Missing values in longitudinal dietary data: a multiple imputation approach based on a fully conditional specification.
Nevalainen, Jaakko;
Kenward, Michael G;
Virtanen, Suvi M;
(2009)
Missing values in longitudinal dietary data: a multiple imputation approach based on a fully conditional specification.
Statistics in medicine, 28 (29).
pp. 3657-3669.
ISSN 0277-6715
DOI: https://doi.org/10.1002/sim.3731
Permanent Identifier
Use this Digital Object Identifier when citing or linking to this resource.

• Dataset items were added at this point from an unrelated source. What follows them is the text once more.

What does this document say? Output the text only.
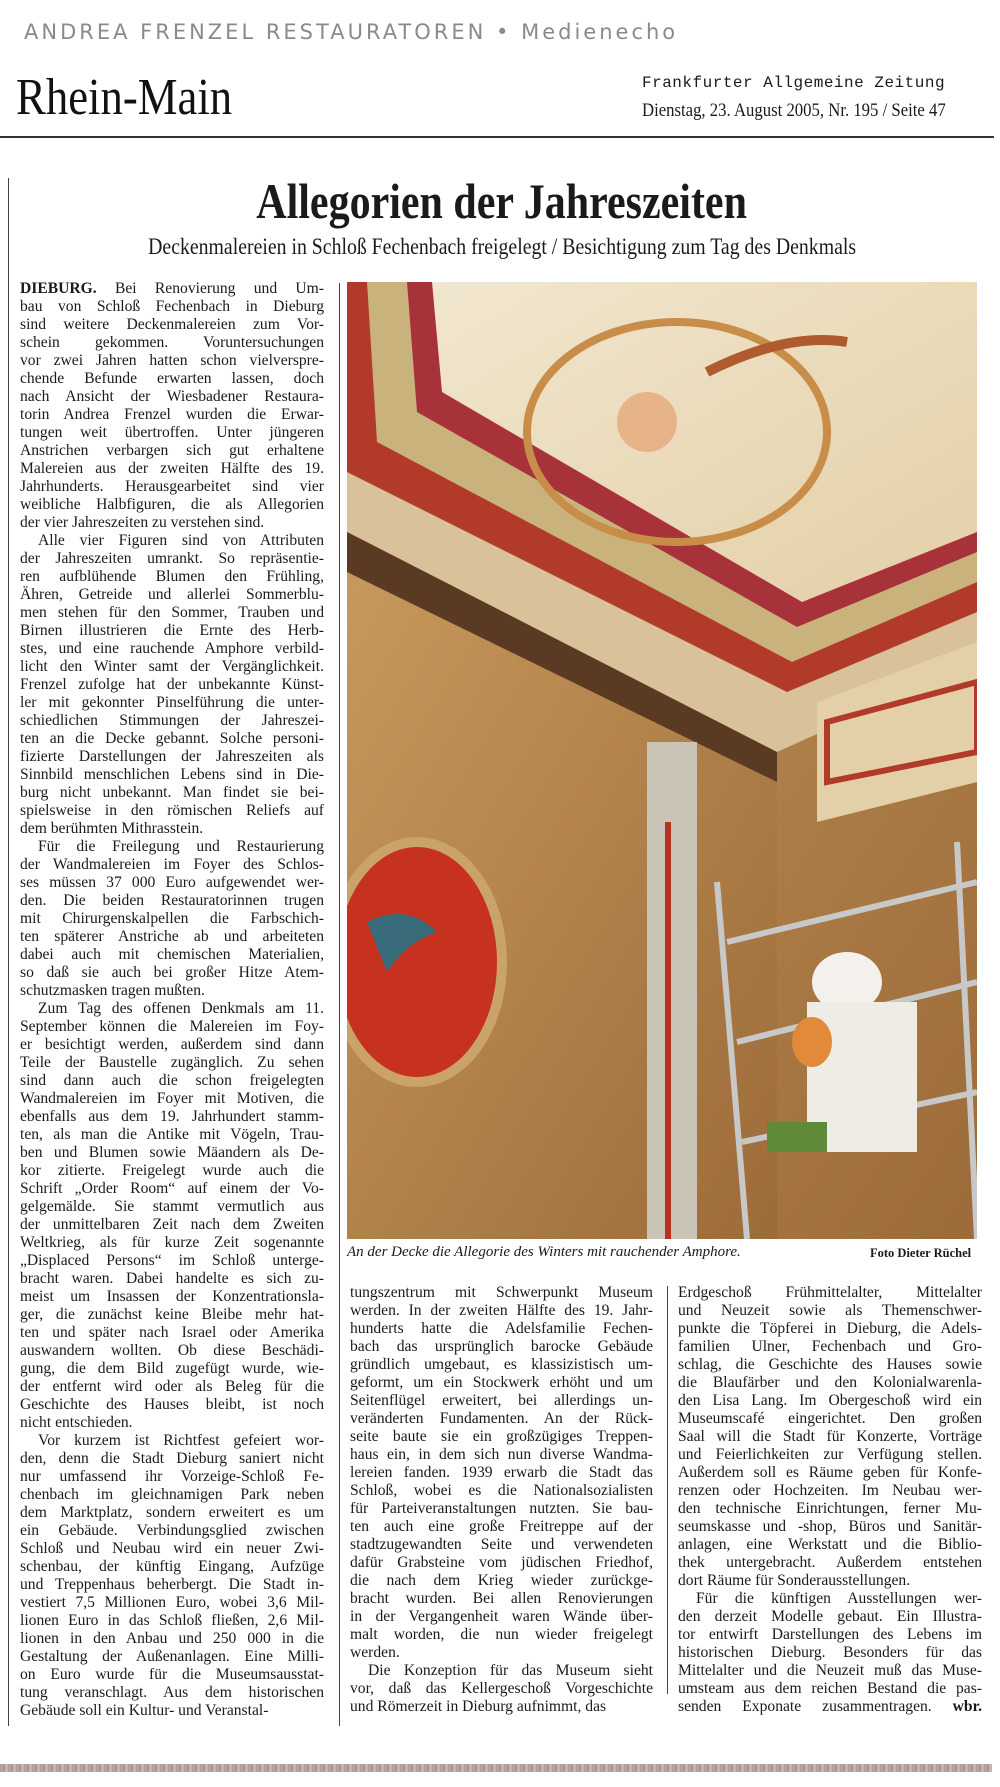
ANDREA FRENZEL RESTAURATOREN • Medienecho
Rhein-Main	Frankfurter Allgemeine Zeitung
Dienstag, 23. August 2005, Nr. 195 / Seite 47
Allegorien der Jahreszeiten
Deckenmalereien in Schloß Fechenbach freigelegt / Besichtigung zum Tag des Denkmals
DIEBURG. Bei Renovierung und Um-
bau von Schloß Fechenbach in Dieburg
sind weitere Deckenmalereien zum Vor-
schein gekommen. Voruntersuchungen
vor zwei Jahren hatten schon vielverspre-
chende Befunde erwarten lassen, doch
nach Ansicht der Wiesbadener Restaura-
torin Andrea Frenzel wurden die Erwar-
tungen weit übertroffen. Unter jüngeren
Anstrichen verbargen sich gut erhaltene
Malereien aus der zweiten Hälfte des 19.
Jahrhunderts. Herausgearbeitet sind vier
weibliche Halbfiguren, die als Allegorien
der vier Jahreszeiten zu verstehen sind.
Alle vier Figuren sind von Attributen
der Jahreszeiten umrankt. So repräsentie-
ren aufblühende Blumen den Frühling,
Ähren, Getreide und allerlei Sommerblu-
men stehen für den Sommer, Trauben und
Birnen illustrieren die Ernte des Herb-
stes, und eine rauchende Amphore verbild-
licht den Winter samt der Vergänglichkeit.
Frenzel zufolge hat der unbekannte Künst-
ler mit gekonnter Pinselführung die unter-
schiedlichen Stimmungen der Jahreszei-
ten an die Decke gebannt. Solche personi-
fizierte Darstellungen der Jahreszeiten als
Sinnbild menschlichen Lebens sind in Die-
burg nicht unbekannt. Man findet sie bei-
spielsweise in den römischen Reliefs auf
dem berühmten Mithrasstein.
Für die Freilegung und Restaurierung
der Wandmalereien im Foyer des Schlos-
ses müssen 37 000 Euro aufgewendet wer-
den. Die beiden Restauratorinnen trugen
mit Chirurgenskalpellen die Farbschich-
ten späterer Anstriche ab und arbeiteten
dabei auch mit chemischen Materialien,
so daß sie auch bei großer Hitze Atem-
schutzmasken tragen mußten.
Zum Tag des offenen Denkmals am 11.
September können die Malereien im Foy-
er besichtigt werden, außerdem sind dann
Teile der Baustelle zugänglich. Zu sehen
sind dann auch die schon freigelegten
Wandmalereien im Foyer mit Motiven, die
ebenfalls aus dem 19. Jahrhundert stamm-
ten, als man die Antike mit Vögeln, Trau-
ben und Blumen sowie Mäandern als De-
kor zitierte. Freigelegt wurde auch die
Schrift „Order Room“ auf einem der Vo-
gelgemälde. Sie stammt vermutlich aus
der unmittelbaren Zeit nach dem Zweiten
Weltkrieg, als für kurze Zeit sogenannte
„Displaced Persons“ im Schloß unterge-
bracht waren. Dabei handelte es sich zu-
meist um Insassen der Konzentrationsla-
ger, die zunächst keine Bleibe mehr hat-
ten und später nach Israel oder Amerika
auswandern wollten. Ob diese Beschädi-
gung, die dem Bild zugefügt wurde, wie-
der entfernt wird oder als Beleg für die
Geschichte des Hauses bleibt, ist noch
nicht entschieden.
Vor kurzem ist Richtfest gefeiert wor-
den, denn die Stadt Dieburg saniert nicht
nur umfassend ihr Vorzeige-Schloß Fe-
chenbach im gleichnamigen Park neben
dem Marktplatz, sondern erweitert es um
ein Gebäude. Verbindungsglied zwischen
Schloß und Neubau wird ein neuer Zwi-
schenbau, der künftig Eingang, Aufzüge
und Treppenhaus beherbergt. Die Stadt in-
vestiert 7,5 Millionen Euro, wobei 3,6 Mil-
lionen Euro in das Schloß fließen, 2,6 Mil-
lionen in den Anbau und 250 000 in die
Gestaltung der Außenanlagen. Eine Milli-
on Euro wurde für die Museumsausstat-
tung veranschlagt. Aus dem historischen
Gebäude soll ein Kultur- und Veranstal-
An der Decke die Allegorie des Winters mit rauchender Amphore.	Foto Dieter Rüchel
tungszentrum mit Schwerpunkt Museum
werden. In der zweiten Hälfte des 19. Jahr-
hunderts hatte die Adelsfamilie Fechen-
bach das ursprünglich barocke Gebäude
gründlich umgebaut, es klassizistisch um-
geformt, um ein Stockwerk erhöht und um
Seitenflügel erweitert, bei allerdings un-
veränderten Fundamenten. An der Rück-
seite baute sie ein großzügiges Treppen-
haus ein, in dem sich nun diverse Wandma-
lereien fanden. 1939 erwarb die Stadt das
Schloß, wobei es die Nationalsozialisten
für Parteiveranstaltungen nutzten. Sie bau-
ten auch eine große Freitreppe auf der
stadtzugewandten Seite und verwendeten
dafür Grabsteine vom jüdischen Friedhof,
die nach dem Krieg wieder zurückge-
bracht wurden. Bei allen Renovierungen
in der Vergangenheit waren Wände über-
malt worden, die nun wieder freigelegt
werden.
Die Konzeption für das Museum sieht
vor, daß das Kellergeschoß Vorgeschichte
und Römerzeit in Dieburg aufnimmt, das
Erdgeschoß Frühmittelalter, Mittelalter
und Neuzeit sowie als Themenschwer-
punkte die Töpferei in Dieburg, die Adels-
familien Ulner, Fechenbach und Gro-
schlag, die Geschichte des Hauses sowie
die Blaufärber und den Kolonialwarenla-
den Lisa Lang. Im Obergeschoß wird ein
Museumscafé eingerichtet. Den großen
Saal will die Stadt für Konzerte, Vorträge
und Feierlichkeiten zur Verfügung stellen.
Außerdem soll es Räume geben für Konfe-
renzen oder Hochzeiten. Im Neubau wer-
den technische Einrichtungen, ferner Mu-
seumskasse und -shop, Büros und Sanitär-
anlagen, eine Werkstatt und die Biblio-
thek untergebracht. Außerdem entstehen
dort Räume für Sonderausstellungen.
Für die künftigen Ausstellungen wer-
den derzeit Modelle gebaut. Ein Illustra-
tor entwirft Darstellungen des Lebens im
historischen Dieburg. Besonders für das
Mittelalter und die Neuzeit muß das Muse-
umsteam aus dem reichen Bestand die pas-
senden Exponate zusammentragen. wbr.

Multiple imputation (MI) has increasingly received attention as a flexible tool to resolve missing data problems both in observational and controlled studies. Our goal has been to develop a valid and efficient MI procedure for the Diabetes Prediction and Prevention Nutrition Study, in which the diet of a cohort of newborn children with HLA-DQB1-conferred susceptibility to type 1 diabetes is repeatedly measured by 3-day food records over early childhood. The estimation of risk is based on a nested case-control design setup within the cohort. We have used an iterative procedure known as the fully conditional specification (FCS) to generate appropriate values for the missing dietary data, here playing the role of time-dependent covariates. Our method extends the standard FCS to repeated measurements settings with the possibility of non-monotone missingness patterns by being doubly iterative over the follow-up time of the individuals. In addition, our proposed procedure is nonparametric in the sense that the variables can have distributions deviating strongly from normality: it makes use of quantile normal scores to transform to normality, performs imputations, and transforms back to the original scale. By the use of a moving time window and stepwise regression procedures, the two-fold FCS method operates well with a great number of variables each measured repeatedly over time. Extensive simulation studies demonstrate that the procedure together with the proposed transformations and variable selection methods provides tools for valid and efficient statistical inference in the nested case-control setting, and its applications extend beyond that.